How to conquer a holiday cold

Spread Joy (Not Germs)


There’s no good time to catch a cold. But this common malady can be particularly bothersome during the holiday season.

While there’s no way to cure a cold, there are things you can do to help ease your symptoms. Try these four tips:

  1. Get some rest.It can help your body fight off the virus dragging you down.
  2. Drink plenty of fluids.Keep your mucus moving and your body hydrated. Clear liquids like water, herbal tea and soup are good choices. But avoid caffeine and alcohol.
  3. Give yourself some OTC TLC.Some over-the-counter (OTC) medicines can help ease cold symptoms. Get a jump on your illness by using them when symptoms (sneezing, scratchy throat or cough) start coming on. Options include:
  • Acetaminophen or ibuprofen for aches, fevers and sore throats. Children’s versions of these are available—never give a child aspirin.
  • Cough and cold products that contain decongestants and antihistamines for a cough and a stuffy or runny nose. Do not give these products to children.
  • Sprays and lozenges for sore throats.
  • Saline nose drops to loosen mucus.

Be sure to follow the label directions, and read the list of ingredients carefully. Many cold products contain more than one medicine. Make sure you aren’t taking too much of drugs like acetaminophen, ibuprofen or aspirin. Check with a doctor if you have questions about giving medicine to children or yourself.

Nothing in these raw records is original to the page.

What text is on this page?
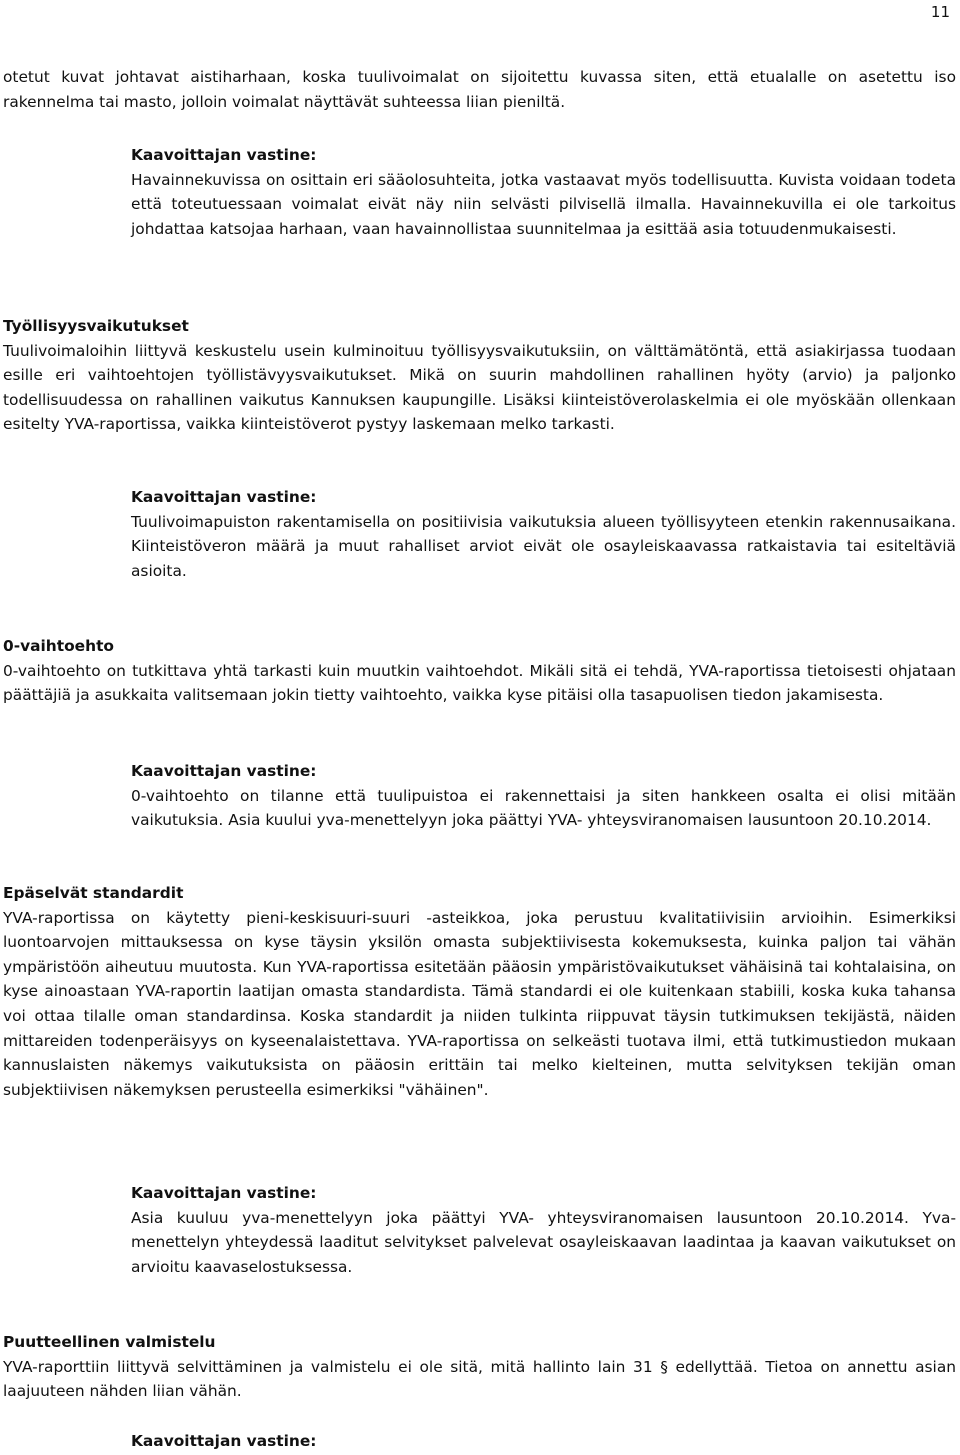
11

otetut kuvat johtavat aistiharhaan, koska tuulivoimalat on sijoitettu kuvassa siten, että etualalle on asetettu iso rakennelma tai masto, jolloin voimalat näyttävät suhteessa liian pieniltä.

Kaavoittajan vastine:

Havainnekuvissa on osittain eri sääolosuhteita, jotka vastaavat myös todellisuutta. Kuvista voidaan todeta että toteutuessaan voimalat eivät näy niin selvästi pilvisellä ilmalla. Havainnekuvilla ei ole tarkoitus johdattaa katsojaa harhaan, vaan havainnollistaa suunnitelmaa ja esittää asia totuudenmukaisesti.

Työllisyysvaikutukset

Tuulivoimaloihin liittyvä keskustelu usein kulminoituu työllisyysvaikutuksiin, on välttämätöntä, että asiakirjassa tuodaan esille eri vaihtoehtojen työllistävyysvaikutukset. Mikä on suurin mahdollinen rahallinen hyöty (arvio) ja paljonko todellisuudessa on rahallinen vaikutus Kannuksen kaupungille. Lisäksi kiinteistöverolaskelmia ei ole myöskään ollenkaan esitelty YVA-raportissa, vaikka kiinteistöverot pystyy laskemaan melko tarkasti.

Kaavoittajan vastine:

Tuulivoimapuiston rakentamisella on positiivisia vaikutuksia alueen työllisyyteen etenkin rakennusaikana. Kiinteistöveron määrä ja muut rahalliset arviot eivät ole osayleiskaavassa ratkaistavia tai esiteltäviä asioita.

0-vaihtoehto

0-vaihtoehto on tutkittava yhtä tarkasti kuin muutkin vaihtoehdot. Mikäli sitä ei tehdä, YVA-raportissa tietoisesti ohjataan päättäjiä ja asukkaita valitsemaan jokin tietty vaihtoehto, vaikka kyse pitäisi olla tasapuolisen tiedon jakamisesta.

Kaavoittajan vastine:

0-vaihtoehto on tilanne että tuulipuistoa ei rakennettaisi ja siten hankkeen osalta ei olisi mitään vaikutuksia. Asia kuului yva-menettelyyn joka päättyi YVA- yhteysviranomaisen lausuntoon 20.10.2014.

Epäselvät standardit

YVA-raportissa on käytetty pieni-keskisuuri-suuri -asteikkoa, joka perustuu kvalitatiivisiin arvioihin. Esimerkiksi luontoarvojen mittauksessa on kyse täysin yksilön omasta subjektiivisesta kokemuksesta, kuinka paljon tai vähän ympäristöön aiheutuu muutosta. Kun YVA-raportissa esitetään pääosin ympäristövaikutukset vähäisinä tai kohtalaisina, on kyse ainoastaan YVA-raportin laatijan omasta standardista. Tämä standardi ei ole kuitenkaan stabiili, koska kuka tahansa voi ottaa tilalle oman standardinsa. Koska standardit ja niiden tulkinta riippuvat täysin tutkimuksen tekijästä, näiden mittareiden todenperäisyys on kyseenalaistettava. YVA-raportissa on selkeästi tuotava ilmi, että tutkimustiedon mukaan kannuslaisten näkemys vaikutuksista on pääosin erittäin tai melko kielteinen, mutta selvityksen tekijän oman subjektiivisen näkemyksen perusteella esimerkiksi "vähäinen".

Kaavoittajan vastine:

Asia kuuluu yva-menettelyyn joka päättyi YVA- yhteysviranomaisen lausuntoon 20.10.2014. Yva-menettelyn yhteydessä laaditut selvitykset palvelevat osayleiskaavan laadintaa ja kaavan vaikutukset on arvioitu kaavaselostuksessa.

Puutteellinen valmistelu

YVA-raporttiin liittyvä selvittäminen ja valmistelu ei ole sitä, mitä hallinto lain 31 § edellyttää. Tietoa on annettu asian laajuuteen nähden liian vähän.

Kaavoittajan vastine:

  1. Think outside the medicine cabinet.You can ease your symptoms without hitting the pharmacy. Here are a few tricks to help you feel better fast:
  • Give salt water a gargle—it’s not that bad. Try it a few times a day to help soothe a sore throat.
  • Use a humidifier. It might help clear a congested nose.
  • Steer clear of secondhand smoke. It makes a cold feel worse.

Keep it contained

Although colds can last up to a week or more, you may start to feel better in a few days. In the meantime, here are some ways to avoid sharing your cold:

  • Cover your coughs and sneezes with a tissue (or your elbow if no tissue is handy).
  • Wash your hands often with soap and water, including after blowing your nose or covering a cough.
  • Keep to yourself. You may have guests over, but try not to get too close. And while you’re infectious, it’s probably a good idea to put off gift shopping. If you can’t wait until your cold has passed, consider shopping online.
  • Hang a separate towel in the bathroom for drying your hands—just until you’re better.